To celebrate their 15 years in existence, Thrill Jockey has decided to put this celebratory compilation together—which gives them the chance to have artists on the roster cover…you know, other artists on the roster. It's a time-honored tradition usually regulated to one-off singles. So then this set makes even more sense when you consider that this compilation is available as a box of seven-inch singles. But the Dansette isn't available now and we're just taking a look at this as a group of songs.
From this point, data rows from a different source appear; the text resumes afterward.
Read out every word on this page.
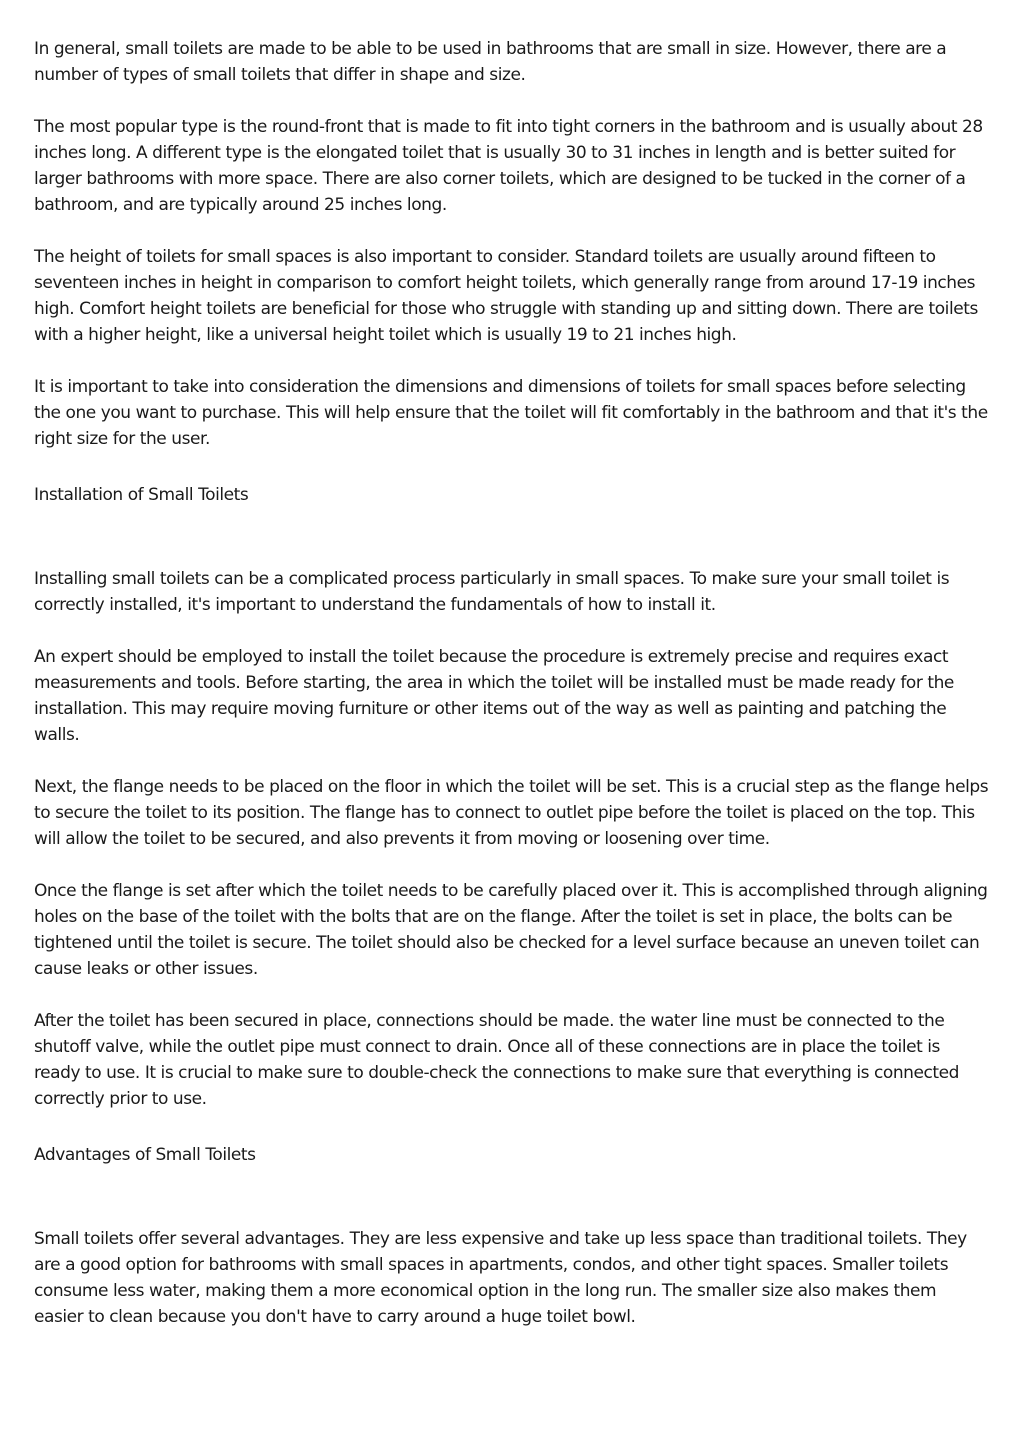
In general, small toilets are made to be able to be used in bathrooms that are small in size. However, there are a number of types of small toilets that differ in shape and size.

The most popular type is the round-front that is made to fit into tight corners in the bathroom and is usually about 28 inches long. A different type is the elongated toilet that is usually 30 to 31 inches in length and is better suited for larger bathrooms with more space. There are also corner toilets, which are designed to be tucked in the corner of a bathroom, and are typically around 25 inches long.

The height of toilets for small spaces is also important to consider. Standard toilets are usually around fifteen to seventeen inches in height in comparison to comfort height toilets, which generally range from around 17-19 inches high. Comfort height toilets are beneficial for those who struggle with standing up and sitting down. There are toilets with a higher height, like a universal height toilet which is usually 19 to 21 inches high.

It is important to take into consideration the dimensions and dimensions of toilets for small spaces before selecting the one you want to purchase. This will help ensure that the toilet will fit comfortably in the bathroom and that it's the right size for the user.

Installation of Small Toilets

Installing small toilets can be a complicated process particularly in small spaces. To make sure your small toilet is correctly installed, it's important to understand the fundamentals of how to install it.

An expert should be employed to install the toilet because the procedure is extremely precise and requires exact measurements and tools. Before starting, the area in which the toilet will be installed must be made ready for the installation. This may require moving furniture or other items out of the way as well as painting and patching the walls.

Next, the flange needs to be placed on the floor in which the toilet will be set. This is a crucial step as the flange helps to secure the toilet to its position. The flange has to connect to outlet pipe before the toilet is placed on the top. This will allow the toilet to be secured, and also prevents it from moving or loosening over time.

Once the flange is set after which the toilet needs to be carefully placed over it. This is accomplished through aligning holes on the base of the toilet with the bolts that are on the flange. After the toilet is set in place, the bolts can be tightened until the toilet is secure. The toilet should also be checked for a level surface because an uneven toilet can cause leaks or other issues.

After the toilet has been secured in place, connections should be made. the water line must be connected to the shutoff valve, while the outlet pipe must connect to drain. Once all of these connections are in place the toilet is ready to use. It is crucial to make sure to double-check the connections to make sure that everything is connected correctly prior to use.

Advantages of Small Toilets

Small toilets offer several advantages. They are less expensive and take up less space than traditional toilets. They are a good option for bathrooms with small spaces in apartments, condos, and other tight spaces. Smaller toilets consume less water, making them a more economical option in the long run. The smaller size also makes them easier to clean because you don't have to carry around a huge toilet bowl.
Granted, this isn't intended as a label overview, but that's part of what it is and there's no way around it.

Thrill Jockey made their move several years back to distance themselves from the post-rock milieu and it was a wise one—although they were responsible for putting out some of best records of that era, there was a saturation happening at the time and the indie-rock market was getting flooded with instrumental passages, chin-stroking, unqualified Steve Reich references, and general up-own-ass-ed-ness. But this did give Thrill Jockey a certain cache; you could probably buy a record on Thrill Jockey up until the late 90s and expect there would be a sharpness, an intelligence, and an outré spin on a known formula that would make the record worth investigating. This in the same way that 4AD, Creation, SST and Touch and Go could at one point be associated with a specific sound.

The current day Thrill Jockey has a wide berth of artists whose connections to each other is more tenuous. Which is great for the label. Kudos to these guys for keeping good product out there for 15 years, but it's harder, if just less consistent, on the listener. Here we get things like David Byrne covering the Fiery Furnaces (turn up the quirk-o-meter) and an abundance of Califone and Freakwater. On the plus side of Plum: Sue Garner and Rick Brown get completely unhinged and awesome on the cover of OOIOO's "Umo" and Bundy K. Brown and the band Directions (who made one of the label’s finest efforts with 1996's Directions in Music) come out of hiding to deliver a stuttering cosmic-jazz-funk version of Jeff Parker's "Toy Boat." Fun in small doses, frustratingly inconsistent—Plum will still look pretty sitting on the shelf.

The Plum seven-inch box set is out now on Thrill Jockey.